Een liefelijker stem dan daav'rend vreugdgeluid
Rijst voor des droeven ziel ter stille grafplaats uit,
En doet het schijngenot van aardsch geluk verzwinden.
O graf! dat dwalingen en feilen kunt verslinden,
Uw zerksteen onderdrukt den laster en 't verwijt,
Verdooft den ouden vete en plettert zelfs den nijd.
Niets komt in uw gebied het koud gebeente storen;
Alleen het droef geschrei der vriendschap moogt gy hooren.

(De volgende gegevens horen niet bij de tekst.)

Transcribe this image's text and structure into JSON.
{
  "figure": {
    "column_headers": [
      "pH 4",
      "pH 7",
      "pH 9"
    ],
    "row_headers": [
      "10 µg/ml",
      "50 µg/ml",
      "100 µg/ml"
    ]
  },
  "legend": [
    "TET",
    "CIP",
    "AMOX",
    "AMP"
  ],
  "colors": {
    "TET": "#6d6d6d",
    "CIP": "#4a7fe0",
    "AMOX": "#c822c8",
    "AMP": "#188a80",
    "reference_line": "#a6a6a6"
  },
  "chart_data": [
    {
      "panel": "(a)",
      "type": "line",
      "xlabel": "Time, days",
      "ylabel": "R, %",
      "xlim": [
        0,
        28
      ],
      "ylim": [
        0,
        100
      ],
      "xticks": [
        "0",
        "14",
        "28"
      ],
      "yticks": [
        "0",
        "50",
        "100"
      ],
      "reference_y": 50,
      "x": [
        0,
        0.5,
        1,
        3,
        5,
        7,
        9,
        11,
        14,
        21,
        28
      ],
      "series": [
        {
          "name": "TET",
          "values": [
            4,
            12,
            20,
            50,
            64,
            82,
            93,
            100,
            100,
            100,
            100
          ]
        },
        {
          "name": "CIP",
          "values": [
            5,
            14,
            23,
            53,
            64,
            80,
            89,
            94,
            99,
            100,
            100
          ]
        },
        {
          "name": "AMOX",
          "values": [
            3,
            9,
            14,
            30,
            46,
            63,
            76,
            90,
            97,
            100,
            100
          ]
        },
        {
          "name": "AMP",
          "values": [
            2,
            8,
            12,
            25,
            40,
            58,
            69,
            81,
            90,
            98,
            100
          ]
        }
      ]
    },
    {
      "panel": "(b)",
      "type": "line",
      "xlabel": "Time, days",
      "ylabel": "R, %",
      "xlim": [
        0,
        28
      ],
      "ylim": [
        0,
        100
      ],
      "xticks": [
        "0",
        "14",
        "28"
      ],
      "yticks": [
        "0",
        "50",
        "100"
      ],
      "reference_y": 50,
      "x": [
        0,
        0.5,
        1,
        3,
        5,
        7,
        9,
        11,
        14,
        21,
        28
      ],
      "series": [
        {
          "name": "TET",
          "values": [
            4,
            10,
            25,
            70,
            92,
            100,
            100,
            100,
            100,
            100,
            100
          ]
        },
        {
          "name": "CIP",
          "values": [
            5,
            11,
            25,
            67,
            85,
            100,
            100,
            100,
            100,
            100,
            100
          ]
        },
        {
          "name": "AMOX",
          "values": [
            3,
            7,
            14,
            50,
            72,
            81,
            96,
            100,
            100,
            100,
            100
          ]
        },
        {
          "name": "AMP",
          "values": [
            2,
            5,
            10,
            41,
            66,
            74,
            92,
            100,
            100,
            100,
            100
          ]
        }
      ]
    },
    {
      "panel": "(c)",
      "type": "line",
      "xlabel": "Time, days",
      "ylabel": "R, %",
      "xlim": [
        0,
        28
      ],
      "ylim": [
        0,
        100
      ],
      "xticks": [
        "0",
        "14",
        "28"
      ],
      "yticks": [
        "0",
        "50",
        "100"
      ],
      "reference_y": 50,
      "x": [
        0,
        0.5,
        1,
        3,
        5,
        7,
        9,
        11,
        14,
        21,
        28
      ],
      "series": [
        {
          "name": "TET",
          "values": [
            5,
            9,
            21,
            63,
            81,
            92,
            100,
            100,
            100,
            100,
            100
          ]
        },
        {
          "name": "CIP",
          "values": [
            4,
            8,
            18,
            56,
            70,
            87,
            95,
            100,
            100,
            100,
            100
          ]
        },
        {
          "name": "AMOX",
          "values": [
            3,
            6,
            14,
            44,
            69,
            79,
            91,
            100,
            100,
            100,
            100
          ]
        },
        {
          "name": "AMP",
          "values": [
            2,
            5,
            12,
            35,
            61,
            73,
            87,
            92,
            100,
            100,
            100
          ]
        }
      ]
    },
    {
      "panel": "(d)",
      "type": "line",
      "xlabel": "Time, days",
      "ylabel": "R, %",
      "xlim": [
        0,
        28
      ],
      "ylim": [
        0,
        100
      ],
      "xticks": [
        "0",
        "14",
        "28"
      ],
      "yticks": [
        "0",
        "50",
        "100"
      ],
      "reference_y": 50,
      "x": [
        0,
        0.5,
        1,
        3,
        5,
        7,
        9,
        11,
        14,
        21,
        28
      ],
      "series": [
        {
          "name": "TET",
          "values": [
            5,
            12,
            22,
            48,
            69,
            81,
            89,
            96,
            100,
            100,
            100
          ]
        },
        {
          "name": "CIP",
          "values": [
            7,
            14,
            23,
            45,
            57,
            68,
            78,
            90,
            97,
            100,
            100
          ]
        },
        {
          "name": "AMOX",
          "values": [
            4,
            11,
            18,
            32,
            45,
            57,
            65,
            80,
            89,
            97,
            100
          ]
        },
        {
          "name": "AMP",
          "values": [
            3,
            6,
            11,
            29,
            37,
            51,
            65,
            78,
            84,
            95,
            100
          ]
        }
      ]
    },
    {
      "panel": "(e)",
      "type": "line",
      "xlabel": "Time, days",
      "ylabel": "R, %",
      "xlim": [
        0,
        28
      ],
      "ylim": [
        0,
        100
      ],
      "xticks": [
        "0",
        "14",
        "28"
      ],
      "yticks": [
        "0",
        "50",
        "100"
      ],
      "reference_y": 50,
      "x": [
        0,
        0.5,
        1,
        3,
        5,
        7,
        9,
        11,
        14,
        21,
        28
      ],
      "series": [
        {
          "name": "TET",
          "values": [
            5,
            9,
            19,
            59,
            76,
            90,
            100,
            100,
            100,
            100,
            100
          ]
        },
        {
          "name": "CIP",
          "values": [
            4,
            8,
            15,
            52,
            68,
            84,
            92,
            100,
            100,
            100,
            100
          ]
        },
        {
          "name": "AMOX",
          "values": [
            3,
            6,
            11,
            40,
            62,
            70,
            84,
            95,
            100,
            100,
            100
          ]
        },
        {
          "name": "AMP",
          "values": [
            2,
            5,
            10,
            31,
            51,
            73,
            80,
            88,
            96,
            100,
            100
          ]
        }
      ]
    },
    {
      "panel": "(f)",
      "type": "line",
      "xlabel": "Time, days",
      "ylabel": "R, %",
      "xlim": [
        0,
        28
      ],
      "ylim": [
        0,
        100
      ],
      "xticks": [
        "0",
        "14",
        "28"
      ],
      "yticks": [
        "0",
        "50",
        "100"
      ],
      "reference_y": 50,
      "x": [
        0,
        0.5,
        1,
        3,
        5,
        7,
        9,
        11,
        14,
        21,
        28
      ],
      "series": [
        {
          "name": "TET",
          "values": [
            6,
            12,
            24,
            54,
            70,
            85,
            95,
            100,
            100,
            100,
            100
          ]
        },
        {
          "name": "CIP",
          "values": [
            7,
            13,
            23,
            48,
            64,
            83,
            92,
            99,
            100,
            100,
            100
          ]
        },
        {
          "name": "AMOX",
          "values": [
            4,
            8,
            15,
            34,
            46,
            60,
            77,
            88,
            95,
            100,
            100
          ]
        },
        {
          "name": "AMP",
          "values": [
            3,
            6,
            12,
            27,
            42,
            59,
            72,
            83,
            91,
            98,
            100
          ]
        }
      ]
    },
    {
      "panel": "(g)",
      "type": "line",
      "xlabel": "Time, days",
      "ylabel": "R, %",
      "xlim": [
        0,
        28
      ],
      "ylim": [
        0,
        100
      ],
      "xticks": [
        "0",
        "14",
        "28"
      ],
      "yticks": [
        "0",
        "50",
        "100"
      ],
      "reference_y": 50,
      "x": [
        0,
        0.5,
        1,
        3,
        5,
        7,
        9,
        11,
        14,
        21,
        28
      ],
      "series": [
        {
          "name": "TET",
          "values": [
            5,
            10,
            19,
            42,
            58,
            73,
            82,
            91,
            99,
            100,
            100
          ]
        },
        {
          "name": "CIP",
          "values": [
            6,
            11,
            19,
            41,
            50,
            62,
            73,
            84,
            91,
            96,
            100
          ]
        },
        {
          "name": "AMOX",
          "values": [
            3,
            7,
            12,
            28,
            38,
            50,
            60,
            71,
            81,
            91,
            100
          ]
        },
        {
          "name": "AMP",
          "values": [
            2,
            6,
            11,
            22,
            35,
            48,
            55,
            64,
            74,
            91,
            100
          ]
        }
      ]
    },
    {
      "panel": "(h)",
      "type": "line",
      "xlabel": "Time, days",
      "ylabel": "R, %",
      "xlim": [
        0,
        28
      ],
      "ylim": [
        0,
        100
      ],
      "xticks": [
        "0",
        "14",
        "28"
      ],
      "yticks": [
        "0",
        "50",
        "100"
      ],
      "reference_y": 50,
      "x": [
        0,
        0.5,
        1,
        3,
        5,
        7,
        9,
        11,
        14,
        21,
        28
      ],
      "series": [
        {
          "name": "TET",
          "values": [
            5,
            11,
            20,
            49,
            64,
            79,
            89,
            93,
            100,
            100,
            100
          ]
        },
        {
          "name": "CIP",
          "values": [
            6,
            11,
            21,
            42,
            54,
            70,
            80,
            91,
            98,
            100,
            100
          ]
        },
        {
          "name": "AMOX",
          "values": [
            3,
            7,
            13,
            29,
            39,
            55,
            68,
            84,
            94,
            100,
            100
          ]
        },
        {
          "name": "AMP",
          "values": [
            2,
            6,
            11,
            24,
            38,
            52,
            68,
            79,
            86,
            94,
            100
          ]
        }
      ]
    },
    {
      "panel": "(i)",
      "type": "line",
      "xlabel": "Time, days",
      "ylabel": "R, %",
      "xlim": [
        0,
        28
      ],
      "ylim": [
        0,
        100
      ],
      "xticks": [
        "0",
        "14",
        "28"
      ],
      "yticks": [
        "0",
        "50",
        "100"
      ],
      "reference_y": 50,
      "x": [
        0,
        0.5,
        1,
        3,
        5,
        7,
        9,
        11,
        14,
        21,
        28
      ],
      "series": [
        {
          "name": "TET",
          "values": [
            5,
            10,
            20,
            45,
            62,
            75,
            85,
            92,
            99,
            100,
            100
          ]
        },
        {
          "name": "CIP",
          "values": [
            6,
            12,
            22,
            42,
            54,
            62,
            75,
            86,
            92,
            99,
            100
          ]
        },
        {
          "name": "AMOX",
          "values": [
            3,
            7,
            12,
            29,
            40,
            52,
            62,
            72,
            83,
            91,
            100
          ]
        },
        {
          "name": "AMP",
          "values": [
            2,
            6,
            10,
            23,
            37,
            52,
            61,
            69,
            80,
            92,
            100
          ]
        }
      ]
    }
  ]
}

Wie toch, ofschoon zijn hart bleef woeden tot aan 't graf,
Legt niet zijn vyandschap aldaar voor eeuwig af.
Ja, laatste en kalme wijk eens veelgeliefden dooden!
Vaak zullen we, op uw' zerk, het stadsgewoel ontvloden,
De diepe nietigheid van 't ondermaansche stof
Bepeinzen met elkaâr; vaak, Kleon! tot uw lof
| |
| |
't Eenstemmig maatgeluid der somb're treurgezangen
De nare stilte dier gepeinzen doen vervangen.
Versmade uw' dierb're schim die zwakke hulde niet.
Vaarwel! o treurig oord, dat ras ons keeren ziet!
Wy moeten, ja, 't is tijd, wy moeten u begeven,
Voor d' yd'len dwarrelstroom van 't wisselvallig leven;
Dan, 't lieflijk denkbeeld aan dees beêvaart, aan dees nach
Zij vaak, by 't feestgewoel, ons voor den geest gebracht,
En strekk', hoe 't schijngenot der waereld ons bekoore,
Voor ons de stem der deugd, die 't hart gewillig hoore!